Ipv6 prefix delegation network, permitting a port for external access for one address but not others

I have had ipv6 prefix delegation working fine for a while on my VyoS home network gateway.
Currently am permitting high port SSH for “all” on a for ipv6, and just have ssh enabled on that high port for the boxes I want to have access from the outside.

But I would like to just permit another high port X in ipv6 just for one device on the network, rather than permit port X for everything and hope no service on my other devices happens to listen on that port.

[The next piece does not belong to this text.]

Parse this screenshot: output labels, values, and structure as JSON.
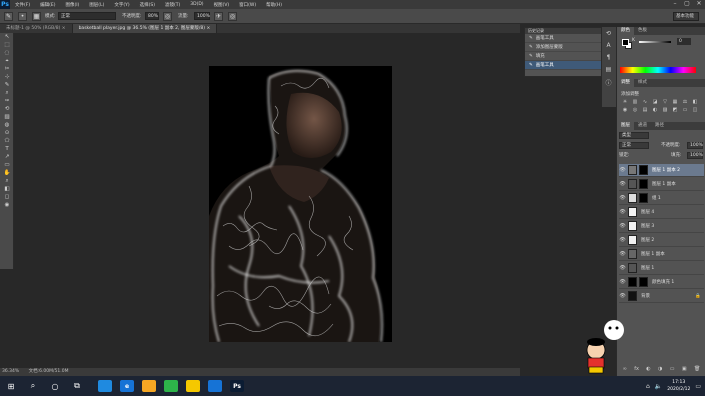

Is there a way to specify the permitted destination address reliably, given that it is dynamic due to the prefix delegation?
I have a DNS hostname for this box as I am using a dynamic DNS type service, but I cant specify a DNS name in the “destination … address…” config.

Hello @zogvyos1

If I understood you correctly, you can configure the zone-policy by specifying the ports that will have access.

Here is an example of settings for VyOS:
Zone-Policy example — VyOS 1.2.x (crux) documentation for VyOS 1.2
Zone Policy — VyOS 1.3.x (equuleus) documentation for VyOS 1.3
Zone Policy — VyOS 1.4.x (sagitta) documentation for VyOS 1.4

As for DNS, you can configure the port here if you have a dynamic prefix. Or you can allow access to the ISP IPv6 prefix.